Bauprojekt

Arbeiten in, an und um die Bergkirche herum

Bergkirche Laudenbach

Die Bergkirche ist jetzt für mehrere Monate eine Baustelle. Foto: DRS/Guzy

Die Sanierung des Wallfahrtsortes hat begonnen. Daher ist jetzt für mehrere Monate nicht nur das Gotteshaus gesperrt.

Ein Bauzaun umschließt das Gelände der Bergkirche. Außen am Chor sind Gerüste aufgebaut. In der Kirche ist der Fliesenboden abgedeckt, Bänke müssen Platz machen für Gerüste und Einhausungen. In den kommenden Tagen werden Figuren und Zierelemente ausgeräumt. Nach diesen Vorbereitungen können die eigentlichen Sanierungs- und Restaurierungsarbeiten starten. 

Das wichtigste Ziel ist es, die Feuchtigkeit in den Griff zu bekommen. „Die Feuchtigkeit macht massiv Schäden“, sagt Pfarrer Burkhard Keck. Daher ist in Abschnitten auch das Außengelände einbezogen. Der stärkste Geländeeingriff passiert im Süden, also auf der Seite zum Gasthof hin.

Besseres Klima

Dort wird das Niveau abgesenkt. Dadurch kommt der Kirchensockel zum Vorschein. Der Sandstein erfährt eine Behandlung zur Salzreduzierung, wie Heike Hüppop erklärt. Die Architektin vom Büro Berger aus Rothenburg ist für die Bauleitung verantwortlich.

Eine Drainage an der Fassade und die Erneuerung der Entwässerung – nicht nur an der Südseite – sollen weitere Verbesserungen bringen. Die Belüftung der Kirche wird automatisiert, um das Klima regulieren zu können.
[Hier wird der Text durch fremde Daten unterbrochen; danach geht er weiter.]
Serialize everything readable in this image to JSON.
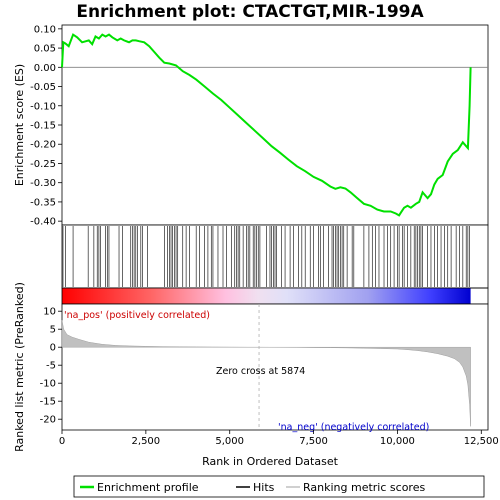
{
  "chart_data": {
    "type": "line",
    "title": "Enrichment plot: CTACTGT,MIR-199A",
    "colors": {
      "enrichment": "#00e000",
      "hits": "#000000",
      "metric": "#c0c0c0",
      "positive": "#ff0000",
      "negative": "#0000ff",
      "zero_line": "#b0b0b0"
    },
    "top_panel": {
      "ylabel": "Enrichment score (ES)",
      "ylim": [
        -0.41,
        0.11
      ],
      "yticks": [
        0.1,
        0.05,
        0.0,
        -0.05,
        -0.1,
        -0.15,
        -0.2,
        -0.25,
        -0.3,
        -0.35,
        -0.4
      ],
      "ytick_labels": [
        "0.10",
        "0.05",
        "0.00",
        "-0.05",
        "-0.10",
        "-0.15",
        "-0.20",
        "-0.25",
        "-0.30",
        "-0.35",
        "-0.40"
      ],
      "series": [
        {
          "name": "Enrichment profile",
          "x": [
            0,
            40,
            100,
            200,
            330,
            450,
            600,
            800,
            900,
            1000,
            1100,
            1200,
            1300,
            1400,
            1500,
            1650,
            1750,
            1850,
            2000,
            2100,
            2200,
            2300,
            2450,
            2600,
            2750,
            2900,
            3050,
            3200,
            3400,
            3600,
            3800,
            4000,
            4250,
            4500,
            4750,
            5000,
            5250,
            5500,
            5750,
            6000,
            6250,
            6500,
            6750,
            7000,
            7250,
            7500,
            7750,
            8000,
            8150,
            8300,
            8450,
            8600,
            8800,
            9000,
            9200,
            9400,
            9600,
            9800,
            9950,
            10050,
            10100,
            10200,
            10300,
            10400,
            10550,
            10650,
            10750,
            10900,
            11000,
            11100,
            11200,
            11350,
            11500,
            11650,
            11800,
            11950,
            12050,
            12100,
            12150,
            12180
          ],
          "y": [
            0.0,
            0.065,
            0.062,
            0.055,
            0.085,
            0.078,
            0.065,
            0.07,
            0.06,
            0.08,
            0.075,
            0.085,
            0.08,
            0.085,
            0.078,
            0.07,
            0.075,
            0.07,
            0.065,
            0.07,
            0.07,
            0.068,
            0.065,
            0.055,
            0.04,
            0.025,
            0.012,
            0.01,
            0.005,
            -0.01,
            -0.02,
            -0.032,
            -0.05,
            -0.068,
            -0.085,
            -0.105,
            -0.125,
            -0.145,
            -0.165,
            -0.185,
            -0.205,
            -0.222,
            -0.24,
            -0.257,
            -0.27,
            -0.285,
            -0.295,
            -0.31,
            -0.316,
            -0.312,
            -0.315,
            -0.325,
            -0.34,
            -0.355,
            -0.36,
            -0.37,
            -0.375,
            -0.375,
            -0.38,
            -0.385,
            -0.378,
            -0.365,
            -0.36,
            -0.365,
            -0.355,
            -0.35,
            -0.325,
            -0.34,
            -0.33,
            -0.305,
            -0.29,
            -0.28,
            -0.245,
            -0.225,
            -0.215,
            -0.195,
            -0.205,
            -0.21,
            -0.1,
            0.0
          ]
        }
      ]
    },
    "hit_positions": [
      30,
      110,
      330,
      780,
      950,
      1050,
      1100,
      1150,
      1300,
      1350,
      1400,
      1700,
      1800,
      2050,
      2100,
      2150,
      2200,
      2250,
      2350,
      2400,
      2550,
      3050,
      3150,
      3200,
      3250,
      3300,
      3350,
      3400,
      3450,
      3600,
      3700,
      3800,
      4000,
      4100,
      4250,
      4350,
      4450,
      4500,
      4650,
      4800,
      4900,
      5050,
      5150,
      5200,
      5250,
      5300,
      5400,
      5500,
      5550,
      5600,
      5700,
      5750,
      5800,
      5850,
      5900,
      6100,
      6200,
      6250,
      6300,
      6350,
      6400,
      6550,
      6650,
      6800,
      6900,
      7050,
      7150,
      7250,
      7400,
      7500,
      7650,
      7700,
      7800,
      7950,
      8050,
      8100,
      8150,
      8200,
      8250,
      8300,
      8350,
      8400,
      8500,
      8650,
      8700,
      9000,
      9150,
      9250,
      9350,
      9450,
      9600,
      9700,
      9800,
      9900,
      10000,
      10050,
      10150,
      10200,
      10300,
      10400,
      10500,
      10550,
      10600,
      10650,
      10700,
      10750,
      10900,
      11000,
      11100,
      11200,
      11300,
      11400,
      11500,
      11600,
      11750,
      11850,
      11950,
      12050,
      12100,
      12150
    ],
    "bottom_panel": {
      "ylabel": "Ranked list metric (PreRanked)",
      "ylim": [
        -23,
        12
      ],
      "yticks": [
        10,
        5,
        0,
        -5,
        -10,
        -15,
        -20
      ],
      "ytick_labels": [
        "10",
        "5",
        "0",
        "-5",
        "-10",
        "-15",
        "-20"
      ],
      "metric_x": [
        0,
        50,
        150,
        300,
        500,
        800,
        1200,
        1600,
        2000,
        2500,
        3000,
        3500,
        4000,
        4500,
        5000,
        5500,
        5874,
        6500,
        7000,
        7500,
        8000,
        8500,
        9000,
        9500,
        10000,
        10300,
        10600,
        10900,
        11200,
        11500,
        11700,
        11850,
        11950,
        12050,
        12100,
        12150,
        12180
      ],
      "metric_y": [
        7.5,
        5.0,
        3.5,
        2.8,
        2.2,
        1.4,
        0.8,
        0.5,
        0.35,
        0.25,
        0.18,
        0.12,
        0.08,
        0.05,
        0.03,
        0.01,
        0.0,
        -0.03,
        -0.06,
        -0.1,
        -0.15,
        -0.2,
        -0.28,
        -0.38,
        -0.5,
        -0.7,
        -0.95,
        -1.3,
        -1.8,
        -2.5,
        -3.2,
        -4.2,
        -5.5,
        -8.0,
        -10.5,
        -16.0,
        -22.0
      ],
      "zero_cross_label": "Zero cross at 5874",
      "zero_cross": 5874,
      "pos_label": "'na_pos' (positively correlated)",
      "neg_label": "'na_neg' (negatively correlated)"
    },
    "xlabel": "Rank in Ordered Dataset",
    "xlim": [
      0,
      12700
    ],
    "xticks": [
      0,
      2500,
      5000,
      7500,
      10000,
      12500
    ],
    "xtick_labels": [
      "0",
      "2,500",
      "5,000",
      "7,500",
      "10,000",
      "12,500"
    ],
    "dataset_size": 12180,
    "legend": [
      "Enrichment profile",
      "Hits",
      "Ranking metric scores"
    ],
    "legend_position": "bottom"
  }
}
Die drei Chorfenster werden ausgebaut, um sie zu restaurieren. Die Schutzverglasung wird erneuert. Die Raumschale bekommt eine Reinigung. Die Figuren und die weitere Ausstattung werden restauriert. Noch einige weitere Arbeiten und Überprüfungen stehen auf der Liste.

Herbstwallfahrt als Zieltermin

Die Bergkirche ist für längere Zeit nicht mehr zugänglich. Die Umzäunung betrifft auch die Bergstaffel: Am Fuße des 255-stufigen Aufstiegs mit Kreuzwegstationen steht ein Absperrgitter. Daher fällt an den Fastensonntagen der dortige Kreuzweg aus.

Alle Maiandachten und Wallfahrtsgottesdienste finden in der Pfarrkirche statt, wie Pfarrer Keck ankündigt. Zum Fest Mariä Geburt am 8. September, einem wichtigen Termin im Wallfahrtskalender, soll die Bergkirche für den Gottesdienst wieder zugänglich sein – auch wenn innen vielleicht noch Gerüstteile stehen werden.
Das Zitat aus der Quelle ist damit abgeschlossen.